Human embryonic stem cells are essentially generic cells. They are among the most fundamental unspecialized living cells, which serve as "parent" cells for what will eventually become an entire body. In a developing fetus, small numbers of stem cells divide and give rise to trillions of highly specialized cells, including those that form the heart, lungs, brain, and other organs.  

Scientists have labored over exactly how embryonic stem cells start to differentiate and form many different types of cells. It is now clear that vitamin C is essential for that process.  

In the study, Richard T. Lee, MD, and his colleagues at the Harvard Medical School, tested 880 chemical compounds for their effect on embryonic stem cells derived from mice. The stem cells were pretreated so that they would emit a green color if they grew into heart muscle cells.  

Of all 880 compounds, which are approved for use in people, only one promoted activity in the stem cells, and that was vitamin C.  

In the experiment, Lee and his colleagues treated embryonic stem cells with vitamin C for 12 days. During this time, large numbers of the stem cells began transforming into heart muscle cells called myocytes. The cells even began to beat rhythmically, as normal heart cells do.  

In addition, vitamin C prompted the expression, or activation, of several cardiac genes, which would have further directed the behavior of the heart cells.  

To rule out an antioxidant effect, Lee and his colleagues tested vitamin E and other antioxidants on the stem cells. Again, only vitamin C prompted stem cells to differentiate into heart cells.  

The study's findings are significant for a number of reasons. According to Lee, treating embryonic stem cells with vitamin C could facilitate the large-scale production of heart cells, which someday might be administered to treat heart failure.  

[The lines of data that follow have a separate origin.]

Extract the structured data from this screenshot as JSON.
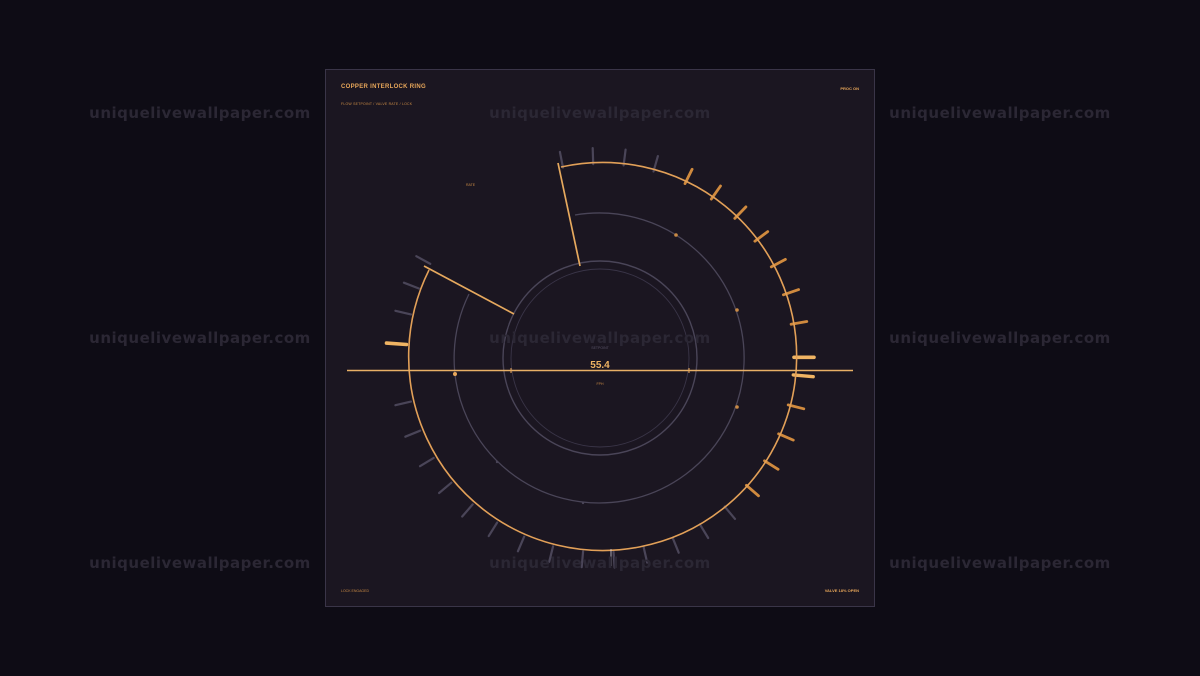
{
  "watermark": "uniquelivewallpaper.com",
  "header": {
    "title": "COPPER INTERLOCK RING",
    "subtitle": "FLOW SETPOINT / VALVE RATE / LOCK",
    "status": "PROC ON"
  },
  "footer": {
    "left_status": "LOCK ENGAGED",
    "right_status": "VALVE 18% OPEN"
  },
  "dial": {
    "readout_value": "55.4",
    "readout_unit": "FPH",
    "readout_caption": "SETPOINT",
    "marker_label": "RATE"
  },
  "colors": {
    "accent": "#e8a75a",
    "accent_dim": "#c98a45",
    "ring_dim": "#4a4558",
    "panel": "#1b1621",
    "background": "#0e0c15"
  }
}
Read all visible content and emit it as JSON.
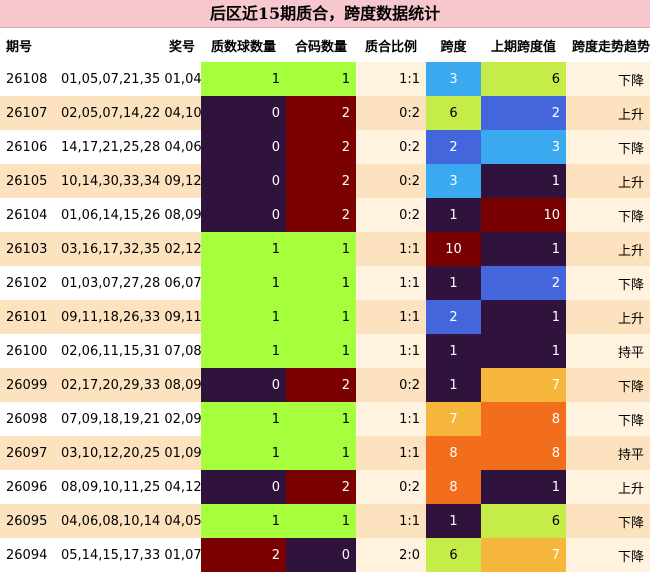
{
  "title": "后区近15期质合，跨度数据统计",
  "headers": [
    "期号",
    "奖号",
    "质数球数量",
    "合码数量",
    "质合比例",
    "跨度",
    "上期跨度值",
    "跨度走势趋势"
  ],
  "colors": {
    "green": "#a6ff3c",
    "dark_purple": "#30133d",
    "maroon": "#7b0000",
    "light_blue": "#3aa9f0",
    "lime": "#c6ec4a",
    "blue": "#4466dd",
    "dark_red": "#780000",
    "orange": "#f2a43c",
    "orange_bright": "#f26d1c",
    "light_orange": "#f6b63c"
  },
  "rows": [
    {
      "issue": "26108",
      "front": "01,05,07,21,35",
      "back": "01,04",
      "prime": "1",
      "composite": "1",
      "ratio": "1:1",
      "span": "3",
      "prev_span": "6",
      "trend": "下降",
      "prime_c": "green",
      "comp_c": "green",
      "span_c": "light_blue",
      "prev_c": "lime"
    },
    {
      "issue": "26107",
      "front": "02,05,07,14,22",
      "back": "04,10",
      "prime": "0",
      "composite": "2",
      "ratio": "0:2",
      "span": "6",
      "prev_span": "2",
      "trend": "上升",
      "prime_c": "dark_purple",
      "comp_c": "maroon",
      "span_c": "lime",
      "prev_c": "blue"
    },
    {
      "issue": "26106",
      "front": "14,17,21,25,28",
      "back": "04,06",
      "prime": "0",
      "composite": "2",
      "ratio": "0:2",
      "span": "2",
      "prev_span": "3",
      "trend": "下降",
      "prime_c": "dark_purple",
      "comp_c": "maroon",
      "span_c": "blue",
      "prev_c": "light_blue"
    },
    {
      "issue": "26105",
      "front": "10,14,30,33,34",
      "back": "09,12",
      "prime": "0",
      "composite": "2",
      "ratio": "0:2",
      "span": "3",
      "prev_span": "1",
      "trend": "上升",
      "prime_c": "dark_purple",
      "comp_c": "maroon",
      "span_c": "light_blue",
      "prev_c": "dark_purple"
    },
    {
      "issue": "26104",
      "front": "01,06,14,15,26",
      "back": "08,09",
      "prime": "0",
      "composite": "2",
      "ratio": "0:2",
      "span": "1",
      "prev_span": "10",
      "trend": "下降",
      "prime_c": "dark_purple",
      "comp_c": "maroon",
      "span_c": "dark_purple",
      "prev_c": "dark_red"
    },
    {
      "issue": "26103",
      "front": "03,16,17,32,35",
      "back": "02,12",
      "prime": "1",
      "composite": "1",
      "ratio": "1:1",
      "span": "10",
      "prev_span": "1",
      "trend": "上升",
      "prime_c": "green",
      "comp_c": "green",
      "span_c": "dark_red",
      "prev_c": "dark_purple"
    },
    {
      "issue": "26102",
      "front": "01,03,07,27,28",
      "back": "06,07",
      "prime": "1",
      "composite": "1",
      "ratio": "1:1",
      "span": "1",
      "prev_span": "2",
      "trend": "下降",
      "prime_c": "green",
      "comp_c": "green",
      "span_c": "dark_purple",
      "prev_c": "blue"
    },
    {
      "issue": "26101",
      "front": "09,11,18,26,33",
      "back": "09,11",
      "prime": "1",
      "composite": "1",
      "ratio": "1:1",
      "span": "2",
      "prev_span": "1",
      "trend": "上升",
      "prime_c": "green",
      "comp_c": "green",
      "span_c": "blue",
      "prev_c": "dark_purple"
    },
    {
      "issue": "26100",
      "front": "02,06,11,15,31",
      "back": "07,08",
      "prime": "1",
      "composite": "1",
      "ratio": "1:1",
      "span": "1",
      "prev_span": "1",
      "trend": "持平",
      "prime_c": "green",
      "comp_c": "green",
      "span_c": "dark_purple",
      "prev_c": "dark_purple"
    },
    {
      "issue": "26099",
      "front": "02,17,20,29,33",
      "back": "08,09",
      "prime": "0",
      "composite": "2",
      "ratio": "0:2",
      "span": "1",
      "prev_span": "7",
      "trend": "下降",
      "prime_c": "dark_purple",
      "comp_c": "maroon",
      "span_c": "dark_purple",
      "prev_c": "light_orange"
    },
    {
      "issue": "26098",
      "front": "07,09,18,19,21",
      "back": "02,09",
      "prime": "1",
      "composite": "1",
      "ratio": "1:1",
      "span": "7",
      "prev_span": "8",
      "trend": "下降",
      "prime_c": "green",
      "comp_c": "green",
      "span_c": "light_orange",
      "prev_c": "orange_bright"
    },
    {
      "issue": "26097",
      "front": "03,10,12,20,25",
      "back": "01,09",
      "prime": "1",
      "composite": "1",
      "ratio": "1:1",
      "span": "8",
      "prev_span": "8",
      "trend": "持平",
      "prime_c": "green",
      "comp_c": "green",
      "span_c": "orange_bright",
      "prev_c": "orange_bright"
    },
    {
      "issue": "26096",
      "front": "08,09,10,11,25",
      "back": "04,12",
      "prime": "0",
      "composite": "2",
      "ratio": "0:2",
      "span": "8",
      "prev_span": "1",
      "trend": "上升",
      "prime_c": "dark_purple",
      "comp_c": "maroon",
      "span_c": "orange_bright",
      "prev_c": "dark_purple"
    },
    {
      "issue": "26095",
      "front": "04,06,08,10,14",
      "back": "04,05",
      "prime": "1",
      "composite": "1",
      "ratio": "1:1",
      "span": "1",
      "prev_span": "6",
      "trend": "下降",
      "prime_c": "green",
      "comp_c": "green",
      "span_c": "dark_purple",
      "prev_c": "lime"
    },
    {
      "issue": "26094",
      "front": "05,14,15,17,33",
      "back": "01,07",
      "prime": "2",
      "composite": "0",
      "ratio": "2:0",
      "span": "6",
      "prev_span": "7",
      "trend": "下降",
      "prime_c": "maroon",
      "comp_c": "dark_purple",
      "span_c": "lime",
      "prev_c": "light_orange"
    }
  ]
}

The findings are significant, also, because vitamin C is well-known as a cell-protecting antioxidant. However, research has shown that vitamin C has many nonantioxidant properties, such as being an enzymatic cofactor in the body's production of collagen, a key protein in tissue.  

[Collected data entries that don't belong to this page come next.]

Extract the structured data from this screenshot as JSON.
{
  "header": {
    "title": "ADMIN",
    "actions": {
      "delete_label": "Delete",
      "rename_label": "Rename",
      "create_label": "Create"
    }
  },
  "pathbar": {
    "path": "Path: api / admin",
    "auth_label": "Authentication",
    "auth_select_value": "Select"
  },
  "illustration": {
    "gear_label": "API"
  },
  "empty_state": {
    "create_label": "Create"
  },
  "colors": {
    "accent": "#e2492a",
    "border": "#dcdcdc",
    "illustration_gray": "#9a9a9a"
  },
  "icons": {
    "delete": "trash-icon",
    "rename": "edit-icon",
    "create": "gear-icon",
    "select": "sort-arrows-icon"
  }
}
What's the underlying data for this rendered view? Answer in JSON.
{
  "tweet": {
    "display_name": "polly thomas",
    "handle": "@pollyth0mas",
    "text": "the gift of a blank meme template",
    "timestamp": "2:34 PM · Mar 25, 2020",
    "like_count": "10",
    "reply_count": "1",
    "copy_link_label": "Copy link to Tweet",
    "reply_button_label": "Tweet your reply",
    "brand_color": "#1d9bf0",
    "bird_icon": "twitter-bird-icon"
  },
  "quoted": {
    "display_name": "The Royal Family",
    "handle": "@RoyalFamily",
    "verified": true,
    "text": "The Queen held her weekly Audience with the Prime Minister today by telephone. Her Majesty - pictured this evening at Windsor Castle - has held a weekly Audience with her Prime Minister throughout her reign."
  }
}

This particular study showed that vitamin C plays a key role in one of the most basic processes in life, the transformation of stem cells into heart cells and, potentially, into the many other specialized cells forming the body.  

REFERENCE  

Takahashi T, Schulze C, Lord B, et al. Ascorbic acid enhances differentiation of embryonic stem cells into cardiac myocytes. Circulation, March 31, 2003. Electronic publication in advance of print.